Si le canal pancréatique est rétréci ou bloqué, p. ex. par des calculs, ces rétrécissements peuvent être élargis, aujourd’hui, à l’aide d’une méthode par voie endoscopie avec un ballon. Les calculs sont soit enlevés par voie endoscopique soit pulvérisés. De plus, le canal pancréatique peut être étayé par une endoprothèse plastique. De même, des pseudokystes peuvent être drainés par voie endoscopique dans les cas appropriés. Les possibilités offertes par l’endoscopie permettent de poser plus strictement l’indication d’opération.

Si l’endoscopie ne permet pas de supprimer l’obstacle dans le canal pancréatique, l’opération par drainage est indiquée. On relie alors le canal pancréatique avec une anse de l’intestin grêle pour décharger le rétrécissement au niveau fonctionnel.

Si la pancréatite chronique entraîne un rétrécissement de l’abouchement du principal canal cholédoque, il est possible d’établir une liaison du canal cholédoque dans l’intestin grêle par voie chirurgicale afin de contourner le rétrécissement.

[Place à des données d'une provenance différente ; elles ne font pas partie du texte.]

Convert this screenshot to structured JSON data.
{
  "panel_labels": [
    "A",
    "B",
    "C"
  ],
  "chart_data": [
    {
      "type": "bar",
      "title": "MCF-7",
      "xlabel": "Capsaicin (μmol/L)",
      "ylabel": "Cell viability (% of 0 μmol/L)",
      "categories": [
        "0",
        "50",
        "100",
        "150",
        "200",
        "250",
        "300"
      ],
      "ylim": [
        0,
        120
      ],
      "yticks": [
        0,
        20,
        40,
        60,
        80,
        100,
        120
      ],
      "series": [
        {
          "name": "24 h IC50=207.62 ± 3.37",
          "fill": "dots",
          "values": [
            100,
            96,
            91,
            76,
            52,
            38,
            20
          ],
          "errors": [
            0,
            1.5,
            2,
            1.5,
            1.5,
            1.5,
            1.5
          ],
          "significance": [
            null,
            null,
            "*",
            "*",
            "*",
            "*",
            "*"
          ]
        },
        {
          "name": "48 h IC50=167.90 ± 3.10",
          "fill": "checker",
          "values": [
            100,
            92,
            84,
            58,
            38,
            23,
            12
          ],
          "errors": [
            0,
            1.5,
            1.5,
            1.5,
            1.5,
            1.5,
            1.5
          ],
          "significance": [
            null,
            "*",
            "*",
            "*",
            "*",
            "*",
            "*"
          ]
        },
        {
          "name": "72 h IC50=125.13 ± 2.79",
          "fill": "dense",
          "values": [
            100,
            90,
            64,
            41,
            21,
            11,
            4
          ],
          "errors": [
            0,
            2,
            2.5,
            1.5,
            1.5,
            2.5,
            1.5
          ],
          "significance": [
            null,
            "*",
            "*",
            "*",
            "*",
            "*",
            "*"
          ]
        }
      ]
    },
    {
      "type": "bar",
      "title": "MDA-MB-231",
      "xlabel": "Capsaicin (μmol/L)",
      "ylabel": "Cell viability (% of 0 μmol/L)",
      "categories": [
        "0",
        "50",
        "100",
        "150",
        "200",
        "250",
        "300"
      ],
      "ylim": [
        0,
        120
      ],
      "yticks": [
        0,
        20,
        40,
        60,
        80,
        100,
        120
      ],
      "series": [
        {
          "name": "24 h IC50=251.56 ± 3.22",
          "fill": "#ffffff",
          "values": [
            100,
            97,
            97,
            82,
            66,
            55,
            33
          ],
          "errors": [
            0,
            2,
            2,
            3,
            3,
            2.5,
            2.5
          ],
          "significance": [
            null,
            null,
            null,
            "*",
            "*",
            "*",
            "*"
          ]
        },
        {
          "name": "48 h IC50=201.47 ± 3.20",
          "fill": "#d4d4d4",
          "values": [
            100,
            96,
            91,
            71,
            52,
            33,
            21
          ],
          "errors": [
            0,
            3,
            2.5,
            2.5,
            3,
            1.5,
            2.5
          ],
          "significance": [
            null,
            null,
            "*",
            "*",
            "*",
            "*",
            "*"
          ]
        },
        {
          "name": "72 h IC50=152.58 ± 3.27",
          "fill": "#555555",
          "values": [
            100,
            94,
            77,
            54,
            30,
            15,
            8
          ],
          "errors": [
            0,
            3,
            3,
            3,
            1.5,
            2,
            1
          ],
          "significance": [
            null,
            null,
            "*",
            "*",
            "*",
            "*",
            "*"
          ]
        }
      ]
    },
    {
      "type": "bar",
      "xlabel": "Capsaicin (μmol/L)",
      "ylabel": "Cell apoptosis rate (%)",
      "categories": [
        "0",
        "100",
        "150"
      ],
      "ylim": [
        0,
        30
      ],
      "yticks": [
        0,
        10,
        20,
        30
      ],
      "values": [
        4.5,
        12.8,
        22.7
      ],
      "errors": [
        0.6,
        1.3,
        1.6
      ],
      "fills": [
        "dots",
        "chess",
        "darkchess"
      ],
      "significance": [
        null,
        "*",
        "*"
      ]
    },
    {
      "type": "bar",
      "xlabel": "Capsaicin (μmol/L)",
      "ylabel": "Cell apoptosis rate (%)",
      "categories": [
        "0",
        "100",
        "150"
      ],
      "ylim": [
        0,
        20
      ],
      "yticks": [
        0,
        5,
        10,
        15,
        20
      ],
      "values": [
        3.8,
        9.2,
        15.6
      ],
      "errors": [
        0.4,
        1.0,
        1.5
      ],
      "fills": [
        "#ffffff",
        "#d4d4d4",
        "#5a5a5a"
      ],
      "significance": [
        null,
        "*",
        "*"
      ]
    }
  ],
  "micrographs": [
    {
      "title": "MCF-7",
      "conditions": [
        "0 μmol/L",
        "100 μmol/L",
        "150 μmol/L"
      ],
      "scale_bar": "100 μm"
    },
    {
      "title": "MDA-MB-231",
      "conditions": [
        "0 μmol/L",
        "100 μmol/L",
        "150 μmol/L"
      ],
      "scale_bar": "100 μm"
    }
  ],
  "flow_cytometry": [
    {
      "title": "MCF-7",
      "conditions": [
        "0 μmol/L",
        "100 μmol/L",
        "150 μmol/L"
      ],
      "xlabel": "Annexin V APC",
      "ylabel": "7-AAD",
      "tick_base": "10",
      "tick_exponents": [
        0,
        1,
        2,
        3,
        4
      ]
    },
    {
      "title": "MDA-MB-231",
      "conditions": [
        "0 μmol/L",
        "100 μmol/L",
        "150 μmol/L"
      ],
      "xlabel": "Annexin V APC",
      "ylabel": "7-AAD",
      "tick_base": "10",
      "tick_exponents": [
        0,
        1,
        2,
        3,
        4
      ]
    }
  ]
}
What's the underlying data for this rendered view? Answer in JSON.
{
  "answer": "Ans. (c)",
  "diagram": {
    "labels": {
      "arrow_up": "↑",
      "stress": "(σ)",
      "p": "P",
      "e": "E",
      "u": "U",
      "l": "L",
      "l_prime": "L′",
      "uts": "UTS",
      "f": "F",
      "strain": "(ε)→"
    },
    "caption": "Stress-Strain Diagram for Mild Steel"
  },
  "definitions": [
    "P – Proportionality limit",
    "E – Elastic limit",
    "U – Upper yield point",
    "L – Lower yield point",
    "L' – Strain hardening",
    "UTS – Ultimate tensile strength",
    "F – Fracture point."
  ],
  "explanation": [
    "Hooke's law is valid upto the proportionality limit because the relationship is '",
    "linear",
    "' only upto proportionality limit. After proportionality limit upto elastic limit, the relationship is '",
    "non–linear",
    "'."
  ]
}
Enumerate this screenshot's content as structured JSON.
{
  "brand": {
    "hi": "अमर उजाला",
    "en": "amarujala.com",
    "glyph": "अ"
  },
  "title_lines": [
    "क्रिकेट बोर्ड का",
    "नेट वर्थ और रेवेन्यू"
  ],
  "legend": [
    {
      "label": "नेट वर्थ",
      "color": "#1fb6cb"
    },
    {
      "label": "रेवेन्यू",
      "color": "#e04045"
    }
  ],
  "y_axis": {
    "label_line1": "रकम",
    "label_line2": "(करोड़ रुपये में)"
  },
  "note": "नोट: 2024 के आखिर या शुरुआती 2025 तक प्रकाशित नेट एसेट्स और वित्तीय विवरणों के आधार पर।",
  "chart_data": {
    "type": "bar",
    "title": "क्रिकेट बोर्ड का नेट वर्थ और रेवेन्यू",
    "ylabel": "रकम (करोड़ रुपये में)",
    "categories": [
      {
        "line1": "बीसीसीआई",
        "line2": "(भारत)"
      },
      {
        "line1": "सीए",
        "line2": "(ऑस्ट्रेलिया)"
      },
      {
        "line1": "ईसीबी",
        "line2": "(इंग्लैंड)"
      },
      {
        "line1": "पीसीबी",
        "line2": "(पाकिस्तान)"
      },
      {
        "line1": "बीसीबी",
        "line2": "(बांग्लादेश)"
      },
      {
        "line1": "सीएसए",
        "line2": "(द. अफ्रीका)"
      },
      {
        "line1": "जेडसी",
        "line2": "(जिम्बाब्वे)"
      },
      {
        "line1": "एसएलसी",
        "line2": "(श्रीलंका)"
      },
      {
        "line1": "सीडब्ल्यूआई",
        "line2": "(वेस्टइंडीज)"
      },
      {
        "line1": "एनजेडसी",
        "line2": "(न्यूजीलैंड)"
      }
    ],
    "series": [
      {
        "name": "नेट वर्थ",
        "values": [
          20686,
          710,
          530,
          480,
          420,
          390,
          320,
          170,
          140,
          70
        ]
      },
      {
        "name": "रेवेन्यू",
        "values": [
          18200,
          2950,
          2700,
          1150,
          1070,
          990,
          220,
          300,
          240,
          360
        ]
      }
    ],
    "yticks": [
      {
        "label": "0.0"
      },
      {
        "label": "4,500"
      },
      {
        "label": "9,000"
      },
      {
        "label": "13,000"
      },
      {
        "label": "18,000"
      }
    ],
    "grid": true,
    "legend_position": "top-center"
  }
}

Il est également possible de drainer de cette manière un gros pseudokyste, en particulier lorsqu’un traitement par voie endoscopique a été un échec. Une résection partielle du pancréas n’est réalisée qu’en présence de différentes complications ou de douleurs chroniques.

Si la tête du pancréas grossit à cause de l’inflammation chronique avec rétrécissement des voies biliaires ou du canal pancréatique et d’états douloureux non maîtrisables, l’ablation de la tête du pancréas avec maintien du duodénum doit être envisagée en tant qu’indication idéale.

A l’inverse, dans la pancréatite chronique, l’ablation de la partie postérieure du pancréas ne peut être envisagée comme indication que dans de très rares cas.

De même, dans la mesure du possible, il est recommandé de ne pas réséquer entièrement le pancréas car les déficits fonctionnels limiteraient énormément la qualité de vie des patients et un risque d’hypoglycémies sévères, en partie mortelles, existe. Alors que le drainage d’un pseudokyste peut être effectué avec la technique « par le trou de la serrure » (voie laparoscopique), l’opération de la tête du pancréas est encore du domaine de la chirurgie à ciel ouvert par incision du ventre. Après une résection partielle du pancréas, il faut contrôler la digestion et la glycémie environ tous les trois mois pour pouvoir adapter la substitution enzymatique ou ajuster les besoins en insuline.